Em regra, a impenhorabilidade somente pode ser reconhecida se o imóvel for utilizado para residência ou moradia permanente da entidade familiar, não sendo admitida a tese do simples domicílio. No entanto, o requisito “morar no imóvel” foi mitigado pelo STJ, com a edição da súmula 486, que nos traz a seguinte redação: “Único imóvel residencial alugado a terceiros é impenhorável, desde que a renda obtida com o aluguel seja para subsistência do proprietário”.

A impenhorabilidade recai sobre os bens móveis que guarneçam a residência e sejam de propriedade do locatário, caso a pessoa não tenha imóvel próprio (art. 1º, parágrafo único, da Lei 8.009/90).

Exceção ao parágrafo único do artigo 5º da lei 8009/90 ainda que não seja o único imóvel e que tenha valor elevado:

STJ – é impenhorável o imóvel residencial, mesmo não sendo o único bem da família e de maior valor, desde que seja provada a residência.

A Terceira Turma do Superior Tribunal de Justiça (STJ) reafirmou ser impenhorável o imóvel que não é o único de propriedade da família, mas serve de efetiva residência ao núcleo familiar. No Julgamento do REsp nº 1608415, o relator ministro Villas Bôas Cueva, afirmou que a jurisprudência da Corte entende que a Lei 8.009/90 não retira o benefício do bem de família daqueles que possuem mais de um imóvel.

Em decisão unânime, o colegiado deu provimento ao recurso especial de uma mãe, que não se conformou com o acórdão do Tribunal de Justiça de São Paulo (TJSP).
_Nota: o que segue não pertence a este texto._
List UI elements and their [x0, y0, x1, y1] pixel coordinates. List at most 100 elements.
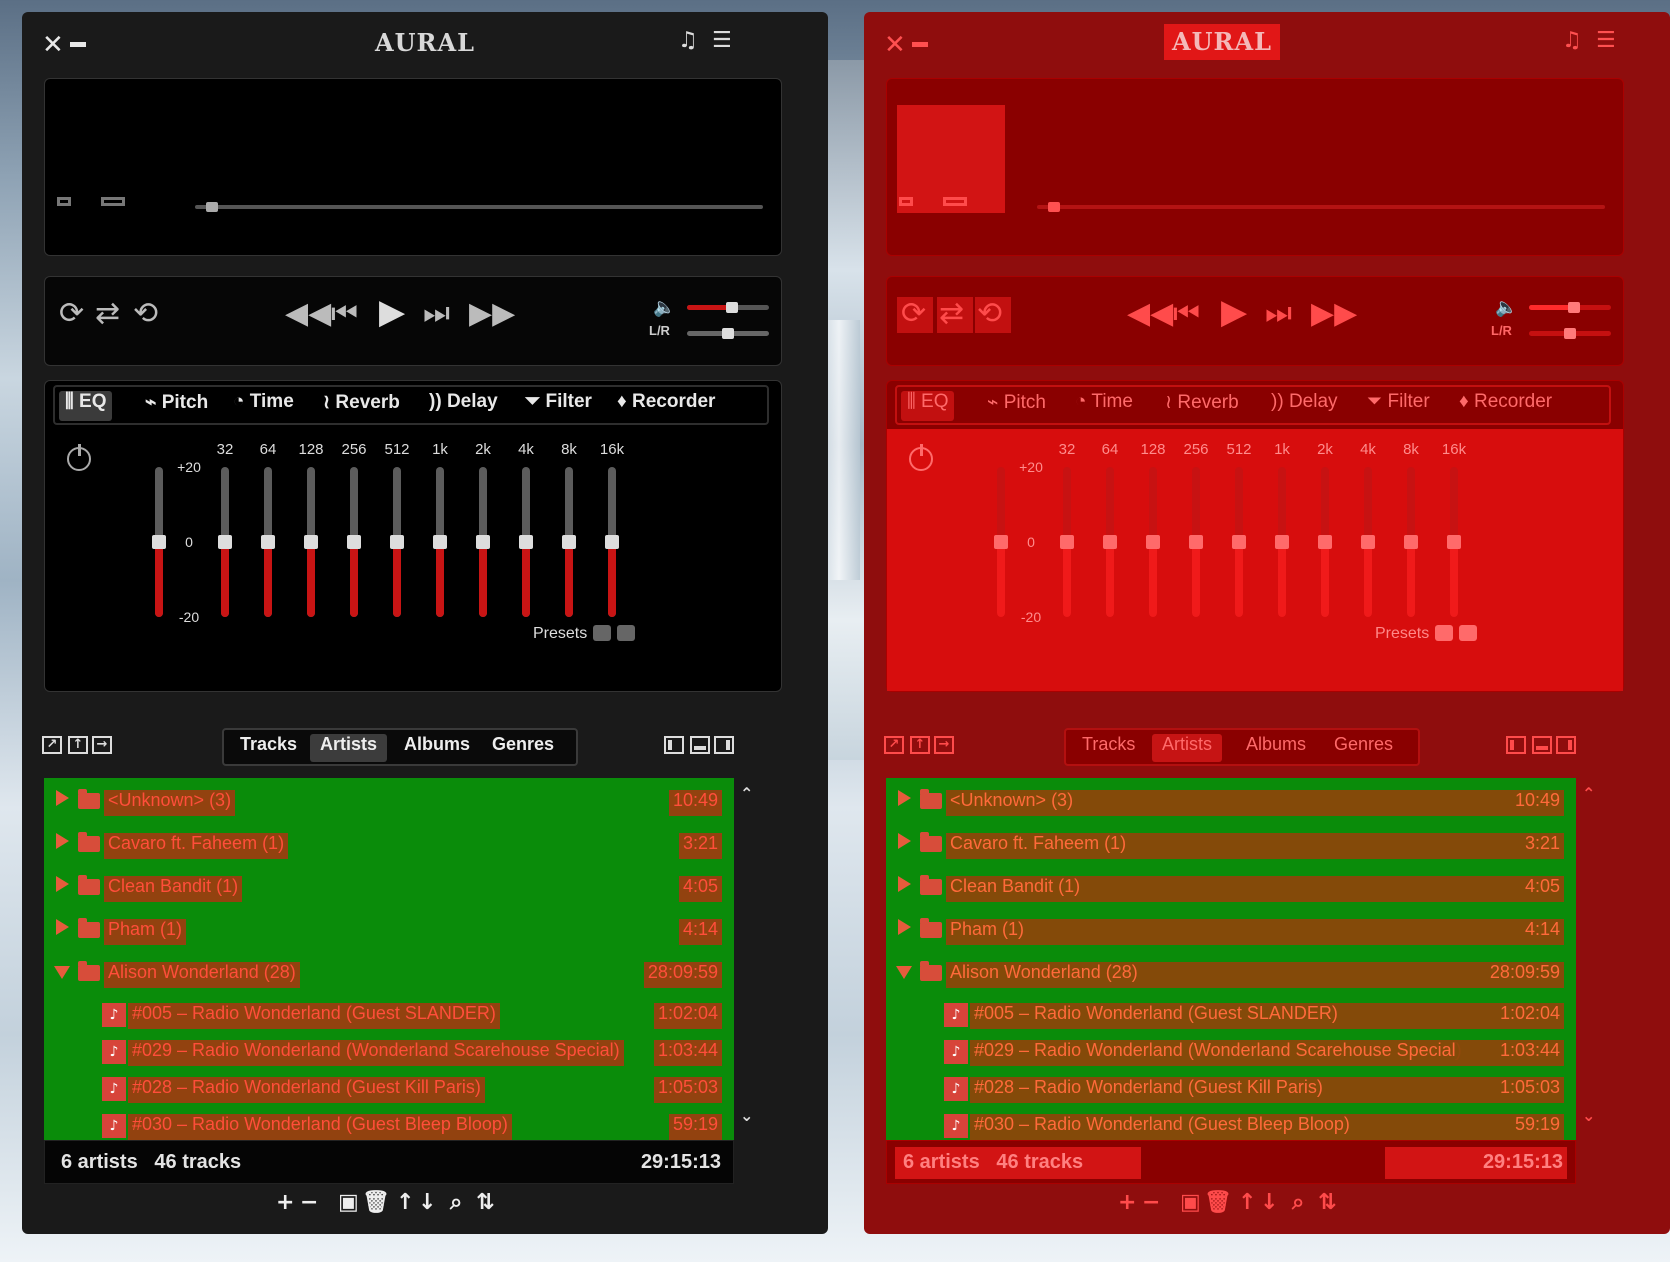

O tribunal paulista havia mantido a penhora do imóvel efetivamente utilizado como residência pela família, por ter reconhecido a existência de outro bem de sua propriedade, porém de menor valor.

O ministro Villas Bôas Cueva, relator do recurso no STI, afirmou que a jurisprudência da Corte entende que a Lei 8.009/90 não retira o benefício do bem de família daqueles que possuem mais de um imóvel.

A efetiva residência

A discussão ficou em torno da regra contida no parágrafo único do artigo 5° da Lei 8.009/90. O dispositivo dispõe expressamente que a impenhorabilidade recairá sobre o bem de menor valor, na hipótese de a parte possuir vários imóveis que sejam utilizados como residência.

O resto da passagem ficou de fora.